This week marked the 46th anniversary of Griswold v. Connecticut, the landmark Supreme Court decision which ruled that the Constitution protected a right to privacy.
Griswold legalized contraceptive use by married couples, and paved the way for a series of Supreme Court decisions — including Eisenstadt v. Baird (which extended Griswold to unmarried couples) and Roe v. Wade — that helped undergird reproductive freedom and the right to family planning in the United States.
Nearly half a century after Griswold, you would think that our public officials would accept the core truths and policy implications of the decision as a settled matter. As a done deal. However, today millions of American women and their families are facing an unprecedented number of attacks on their basic reproductive health.
In Alabama, for instance, the State Senate last week passed a "personhood" bill that would outlaw the use of birth control and abortion by defining human personhood as beginning at the moment of fertilization. Lest we understate the extremeness of this measure, we only need to take a closer look at the main organizational proponent of the legislation, a group called PersonhoodUSA, which on its website effectively likens contraceptive use and abortion to slavery and genocide:
"African slaves were denied their personhood and were therefore treated as property, bought, sold, and bred as animals. Jews were not considered full persons, so their property could be confiscated and their people eliminated. When Spanish conquistadors colonized America, many wealthy landowners fought to convince the Spanish crown that non-Christian "indians" were not legal persons and could therefore be enslaved."
Fortunately, this kind of extremism is no way representative of Americans' actual attitudes on family planning. In a survey released last week, the National Family Planning & Reproductive Health Association (NFPRHA) and the Communications Consortium Media Center (CCMC) (in polling conducted by Lake Research Partners) found further evidence — adding to an already overwhelming consensus in public opinion research — of Americans' "support of and commitment to ensuring access to family planning services that includes birth control and contraception."
Among other findings, the survey found that "84 percent of Americans view family planning, including contraception, as important to basic preventive health care services." And while the intensity varies among Democratic and Republican women and men, it's clear that there is strong bipartisan support for family planning: 83 percent of Republican women respondents and 65 percent of Republican men survey respondents indicated that family planning services are "important" to basic preventive health care services.

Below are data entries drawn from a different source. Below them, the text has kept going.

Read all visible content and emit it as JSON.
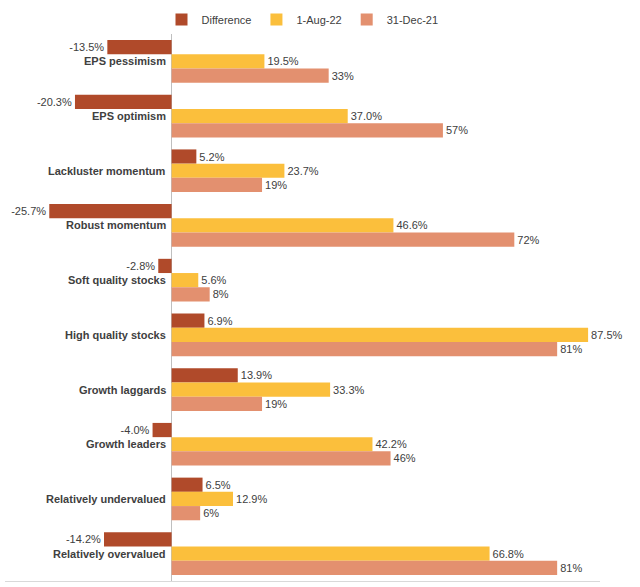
{
  "chart_data": {
    "type": "bar",
    "orientation": "horizontal",
    "categories": [
      "EPS pessimism",
      "EPS optimism",
      "Lackluster momentum",
      "Robust momentum",
      "Soft quality stocks",
      "High quality stocks",
      "Growth laggards",
      "Growth leaders",
      "Relatively undervalued",
      "Relatively overvalued"
    ],
    "series": [
      {
        "name": "Difference",
        "color": "#b04a2a",
        "values": [
          -13.5,
          -20.3,
          5.2,
          -25.7,
          -2.8,
          6.9,
          13.9,
          -4.0,
          6.5,
          -14.2
        ],
        "value_labels": [
          "-13.5%",
          "-20.3%",
          "5.2%",
          "-25.7%",
          "-2.8%",
          "6.9%",
          "13.9%",
          "-4.0%",
          "6.5%",
          "-14.2%"
        ]
      },
      {
        "name": "1-Aug-22",
        "color": "#fbbf3c",
        "values": [
          19.5,
          37.0,
          23.7,
          46.6,
          5.6,
          87.5,
          33.3,
          42.2,
          12.9,
          66.8
        ],
        "value_labels": [
          "19.5%",
          "37.0%",
          "23.7%",
          "46.6%",
          "5.6%",
          "87.5%",
          "33.3%",
          "42.2%",
          "12.9%",
          "66.8%"
        ]
      },
      {
        "name": "31-Dec-21",
        "color": "#e3906f",
        "values": [
          33,
          57,
          19,
          72,
          8,
          81,
          19,
          46,
          6,
          81
        ],
        "value_labels": [
          "33%",
          "57%",
          "19%",
          "72%",
          "8%",
          "81%",
          "19%",
          "46%",
          "6%",
          "81%"
        ]
      }
    ],
    "xlim": [
      -35,
      90
    ],
    "grid": false,
    "legend": "top",
    "data_labels": true,
    "tick_labels": false
  }
}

Also, Americans simply don't buy the baseless argument that the current federal budget allocation for family planning is somehow worth sacrificing in today's economic climate. (Here, we need to mention former Congresswoman Pat Schroeder's wonderful, spot-on quote in the NFPRHA press release announcing the survey results: "This is a man-made political storm. If you think the $300 million that goes to family planning is going to balance the budget, I have a bridge I want to sell you.") When asked to choose between two statements...
Now let me read you two statements and tell me which one comes CLOSER to your own point of view.
Statement A: (Some people/Other people) say that everyone has a right to safe, affordable, and available family planning services, including birth control and contraception.
Statement B: (Some people/Other people) say that we are in a budget crisis and now is not the time to be spending taxpayer money on family planning services. This is a personal decision.
...60 precent of respondents indicated that they agreed more with Statement A, compared to 31 percent who agreed with Statement B. Needless to say, Americans simply aren't in favor of putting family planning on the chopping block — and that includes the national family planning program Title X, which funds care for low-income individuals and helped a record 5.2 million people in the recession year of 2009.
Ultimately, the costs of gutting or else not fully funding family planning would be catastrophic. Even with the current status quo, too many of our fellow citizens aren't receiving the care they want and need: NFPRHA points out that, with its $300 million family planning budget in 2009, health centers nationwide were still only able to meet one third of the real demand.
Our legislators — every Member of Congress, every state legislator, and anyone who has some legislative say in the funding of preventive care — would do well to heed these survey findings; their votes and policy-making should be fully aligned with the views and practical sense of a true American majority. If they choose instead to align themselves with extremist groups like PersonhoodUSA, they do so at their own risk. Such a move, by itself, is enough reason and enough of a signal to boot these political hacks from office.